The Federal Bureau of Investigation got involved, and they set up a sting in which Albo told Van Buren he was interested in a woman he met at a strip club but was afraid she was an undercover cop.
Albo gave Van Buren $5,000 and provided a phony license number the FBI provided; he later gave the officer another $1,000.
Van Buren ran the number through the Georgia Criminal Information Center database and told Albo he had some information for him.
The next day, agents of the Georgia Bureau of Investigation and FBI showed up at Van Buren's doors, and he admitted having run the number for Albo.
In 2016, a federal grand jury indicted Van Buren on one count of honest-services wire fraud and one count of felony computer fraud. District Judge Orinda Evans sentenced him to two 18-month terms, to be served concurrently, and another two years on probation upon release.
Van Buren appealed both convictions, and in October an Eleventh Circuit panel agreed that the trial judge issued flawed jury instructions regarding the honest-services charge, and ordered that he be granted a new trial on that count.
He also challenged the computer fraud statute, arguing that "he was innocent because 'he accessed only databases that he was authorized to use,' albeit for inappropriate reasons."
Eleventh Circuit Judge Robin Rosenbaum, writing for a panel that included Judge Beverly Martin and Sixth Circuit Judge Danny Boggs, rejected that argument.
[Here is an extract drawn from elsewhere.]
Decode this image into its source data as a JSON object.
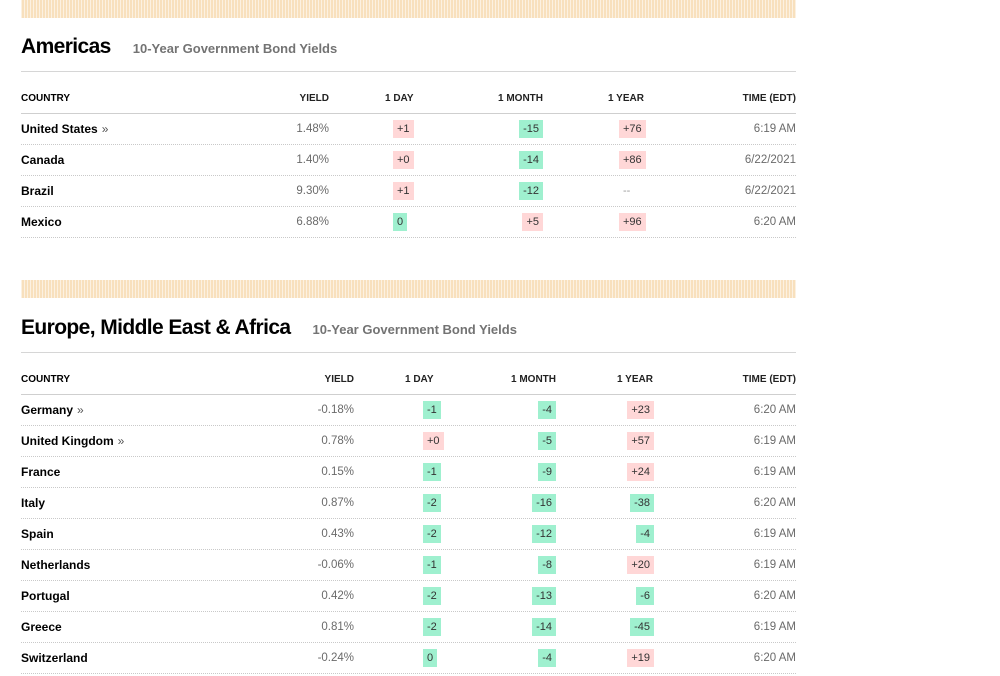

"We noted that the Computer-fraud statute defines 'exceeds authorized access,' as 'to access a computer with authorization and to use such access to obtain or alter information in the computer that the accesser is not entitled [so] to obtain or alter,'" she wrote. The officer violated the law when he obtained the information "for a nonbusiness reason."
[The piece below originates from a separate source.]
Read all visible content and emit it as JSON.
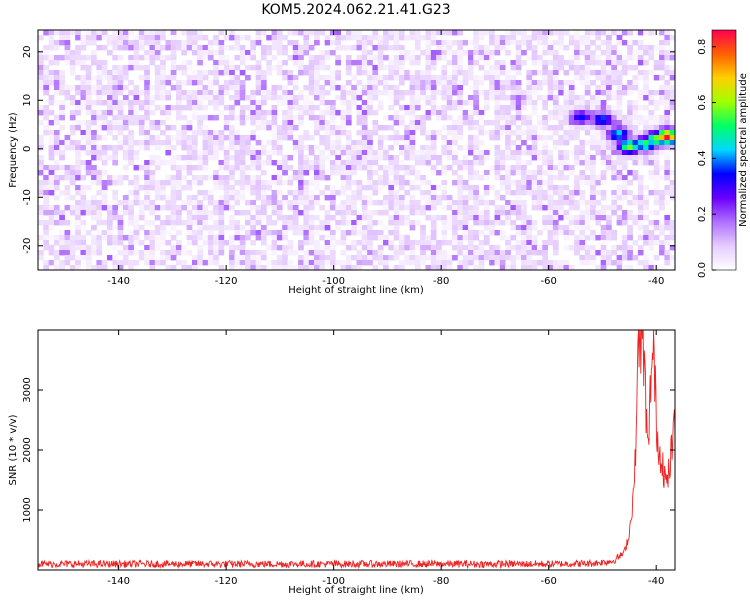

"Van Buren points out that our sister circuits have criticized [prior circuit precedent] since it purportedly allows employers or other parties to legislate what counts as criminal behavior through their internal policies or their terms of use," Rosenbaum said.
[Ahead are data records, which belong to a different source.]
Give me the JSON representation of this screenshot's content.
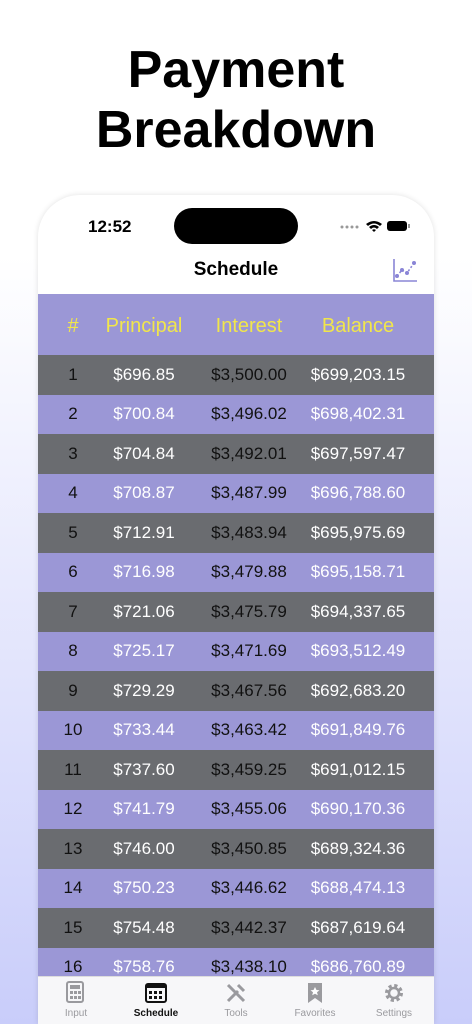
{
  "header": {
    "title": "Payment Breakdown"
  },
  "status": {
    "time": "12:52"
  },
  "nav": {
    "title": "Schedule"
  },
  "table": {
    "columns": [
      "#",
      "Principal",
      "Interest",
      "Balance"
    ],
    "rows": [
      [
        "1",
        "$696.85",
        "$3,500.00",
        "$699,203.15"
      ],
      [
        "2",
        "$700.84",
        "$3,496.02",
        "$698,402.31"
      ],
      [
        "3",
        "$704.84",
        "$3,492.01",
        "$697,597.47"
      ],
      [
        "4",
        "$708.87",
        "$3,487.99",
        "$696,788.60"
      ],
      [
        "5",
        "$712.91",
        "$3,483.94",
        "$695,975.69"
      ],
      [
        "6",
        "$716.98",
        "$3,479.88",
        "$695,158.71"
      ],
      [
        "7",
        "$721.06",
        "$3,475.79",
        "$694,337.65"
      ],
      [
        "8",
        "$725.17",
        "$3,471.69",
        "$693,512.49"
      ],
      [
        "9",
        "$729.29",
        "$3,467.56",
        "$692,683.20"
      ],
      [
        "10",
        "$733.44",
        "$3,463.42",
        "$691,849.76"
      ],
      [
        "11",
        "$737.60",
        "$3,459.25",
        "$691,012.15"
      ],
      [
        "12",
        "$741.79",
        "$3,455.06",
        "$690,170.36"
      ],
      [
        "13",
        "$746.00",
        "$3,450.85",
        "$689,324.36"
      ],
      [
        "14",
        "$750.23",
        "$3,446.62",
        "$688,474.13"
      ],
      [
        "15",
        "$754.48",
        "$3,442.37",
        "$687,619.64"
      ],
      [
        "16",
        "$758.76",
        "$3,438.10",
        "$686,760.89"
      ]
    ]
  },
  "tabs": [
    "Input",
    "Schedule",
    "Tools",
    "Favorites",
    "Settings"
  ]
}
She acknowledged that other circuits have warned that such an interpretation could leave open the possibility of someone facing criminal charges for chatting on Google, playing games or viewing Facebook at work.
"But under our prior-precedent rule, 'a prior panel's holding is binding on all subsequent panels unless and until it is overruled or undermined to the point of abrogation by the Supreme Court or by this court sitting en banc,'" Rosenbaum wrote.
In asking the Supreme Court to do just that, Van Buren's lawyers wrote that it is "critical that this court resolve the conflict over the scope of the CFAA."
"At its core, the question presented is whether the CFAA applies only to hacking and related activities or whether it extends to 'whole categories of otherwise innocuous behavior,'" they wrote.
"[M]ost everyone who uses a computer (which is to say, most everyone) regularly runs up against conditions on accessing information on the computer," their petition said.
"For example, many law schools provide students with access to the Westlaw legal database for educational use only. But a student might use that access for personal purposes—perhaps to look up local housing laws to negotiate rent or to demand a refund of a security deposit."
Every March, they said, "tens of millions of American workers participate in office pools for the NCAA men's basketball tournament ('March Madness'). Such pools typically involve money stakes. When these employees use their company computers to generate their brackets or to check their standing in the pools, they likely violate their employers' computer policies.
"Again, the answer to the question presented determines whether these employees are guilty of a felony," it said.
"The question whether such commonplace activities violate the CFAA should not be left unresolved," Van Buren's petition said. "It is intolerable for a broad swath of conduct to be entirely innocent in parts of the country but to constitute a federal crime in others."
Bolstering their petition were amicus briefs, one filed by The National Association of Criminal Defense Lawyers and another by the Electronic Frontier Foundation, Center for Democracy & Technology, and New America's Open Technology Institute.